Fourteenth Saturday after Pentecost
I've often said that the greatest miracle, greater than any miracle in the Bible, is that Christianity, which began with a small town preacher/faith healer in an outlying province of the Roman Empire, grew from a rag tag group of mostly illiterate fisherman, unarmed and essentially pacifists, women, slaves, and other powerless people, grew eventually to defeat the largest empire the world has ever known. And the Christians did it without ever raising the sword. Quite the opposite, in fact--the Christians suffered increasing bloody persecutions, two of which, in the third and beginning of the fourth centuries sought to wipe out Christianity altogether.
How did the Christians do this? There is a grand wealth of literature on this subject, with many different ideas and combinations of ideas. Ultimately, I'll use the ultimate Christian answer. It happened because God made it happen. But humans did a lot along the way. One of the most important things these Christian humans did was to read and write. Christianity is not just a religion of the book, but a religion of many books. Christians didn't stop writing at the end of the New Testament. In the first four centuries alone there were vast numbers of Christian books and Christian readers.
Christians invented the book--that is to say, they invented the codex--leaves of papyrus or parchment folded and sewn together with writing on both sides of each leaf. Leaves sewn together into quires, and quires bound with covers into books. It was an enormous technological advancement over the unwieldy scroll, written on only one side, and unrolling to over 30 feet. Have you ever dropped a roll of toilet paper and seen it unroll by accident into a long single sheet, which you then had to roll back up. Don't think this didn't happen with scrolls.
Another striking fact is that out of the hundreds of Christian books that were written in the first four centuries, 100% were written on codices, not a single scroll. The book took hold with the Christians like an i-phone with a teenager. The Romans continued to use scrolls all the way through the fourth century. All these books had to have readers. From its beginning Christianity was the chief promoter of literacy in the Roman Empire. For the Romans, reading was for the wealthy patrician boys. For the Christians reading was for everybody--rich, poor, slave, free, male, female. The Christian tradition of reading and writing has never ended.

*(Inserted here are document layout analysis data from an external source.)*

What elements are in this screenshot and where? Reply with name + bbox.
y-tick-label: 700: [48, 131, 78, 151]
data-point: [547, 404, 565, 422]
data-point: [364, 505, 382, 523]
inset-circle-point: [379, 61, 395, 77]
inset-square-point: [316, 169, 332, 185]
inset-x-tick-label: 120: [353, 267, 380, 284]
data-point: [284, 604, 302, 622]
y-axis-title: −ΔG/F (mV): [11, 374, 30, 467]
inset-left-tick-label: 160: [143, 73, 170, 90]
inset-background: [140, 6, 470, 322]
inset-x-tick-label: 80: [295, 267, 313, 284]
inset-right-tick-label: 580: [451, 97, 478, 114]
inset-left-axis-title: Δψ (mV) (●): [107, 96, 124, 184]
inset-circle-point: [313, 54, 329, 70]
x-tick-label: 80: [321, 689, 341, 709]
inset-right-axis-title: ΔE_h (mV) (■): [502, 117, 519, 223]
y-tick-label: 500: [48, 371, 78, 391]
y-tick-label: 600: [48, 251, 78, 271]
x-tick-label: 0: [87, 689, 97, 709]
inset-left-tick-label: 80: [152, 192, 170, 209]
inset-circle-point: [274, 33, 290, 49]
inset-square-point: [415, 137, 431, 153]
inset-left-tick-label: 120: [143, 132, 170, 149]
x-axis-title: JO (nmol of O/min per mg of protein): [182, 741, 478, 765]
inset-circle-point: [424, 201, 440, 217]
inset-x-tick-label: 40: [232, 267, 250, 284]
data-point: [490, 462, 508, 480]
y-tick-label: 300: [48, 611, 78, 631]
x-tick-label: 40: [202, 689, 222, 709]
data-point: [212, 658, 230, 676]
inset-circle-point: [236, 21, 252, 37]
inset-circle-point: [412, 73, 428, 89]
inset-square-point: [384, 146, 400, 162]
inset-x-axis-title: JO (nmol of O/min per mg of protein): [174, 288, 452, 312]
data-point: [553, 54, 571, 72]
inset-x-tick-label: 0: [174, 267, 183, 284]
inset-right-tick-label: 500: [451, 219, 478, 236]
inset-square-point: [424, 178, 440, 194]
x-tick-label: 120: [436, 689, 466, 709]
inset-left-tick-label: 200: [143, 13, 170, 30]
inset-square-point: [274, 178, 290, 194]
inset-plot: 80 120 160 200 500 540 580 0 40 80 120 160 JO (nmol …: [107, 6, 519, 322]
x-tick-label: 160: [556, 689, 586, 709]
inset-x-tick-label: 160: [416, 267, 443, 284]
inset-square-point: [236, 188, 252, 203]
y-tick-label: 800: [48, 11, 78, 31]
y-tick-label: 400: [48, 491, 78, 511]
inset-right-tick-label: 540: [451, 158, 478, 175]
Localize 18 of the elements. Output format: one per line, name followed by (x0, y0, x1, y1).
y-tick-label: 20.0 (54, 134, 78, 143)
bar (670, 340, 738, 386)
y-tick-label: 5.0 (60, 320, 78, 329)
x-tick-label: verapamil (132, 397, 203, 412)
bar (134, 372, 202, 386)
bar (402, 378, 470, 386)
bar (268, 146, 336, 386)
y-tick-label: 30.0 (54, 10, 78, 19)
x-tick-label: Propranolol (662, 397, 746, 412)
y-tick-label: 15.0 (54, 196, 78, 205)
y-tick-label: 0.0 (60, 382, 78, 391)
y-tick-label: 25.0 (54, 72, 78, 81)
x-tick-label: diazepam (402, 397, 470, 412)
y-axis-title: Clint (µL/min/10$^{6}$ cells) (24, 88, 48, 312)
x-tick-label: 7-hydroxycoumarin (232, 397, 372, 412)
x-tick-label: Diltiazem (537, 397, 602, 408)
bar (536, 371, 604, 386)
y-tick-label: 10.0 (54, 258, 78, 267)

Every day (well, most days), when I pray the Daily Office, there is a section within the prayers for "Spiritual Reading." This is reading other than the Bible that you pick out yourself. Right now my spiritual reading in the Daily Office is Julian of Norwich's Showings. Julian was an anchorite nun in the fifteenth century. Anchorites were anchored to one place. She lived her entire adult life in a single room. She spent all of her time praying, reading, and writing. The "Showings" are things that God showed her during her life of prayer. The chapters of the book are 1-3 pages long, so I read a chapter a day for my spiritual reading part of the Daily Office. It's wonderful. Julian has showed me things I never would have thought of.
Alas, in our 21st century it has been the conservative-evangelicals who have done most of the writing and reading. There is a whole relatively new genre of Christian fiction, with sub-genres of African-American Christian fiction, and yes, even Amish Christian fiction. Although I haven't read a lot of this literature, I would have to say that what I have read is not very good, either literarily or theologically.
My recommendations are in the non-fiction Christian spirituality line. If you haven't been a reader of Christian literature, a good place to start is the C.S. Lewis classic, Mere Christianity. Then read the 21st century book that is in some ways an updating of Lewis, Simply Christian by N.T. Wright. After that, there is so, so much more. I hope you get hooked.
Faithfully,
Christian
P.S. I would also be glad for you to recommend books to me and to the blog.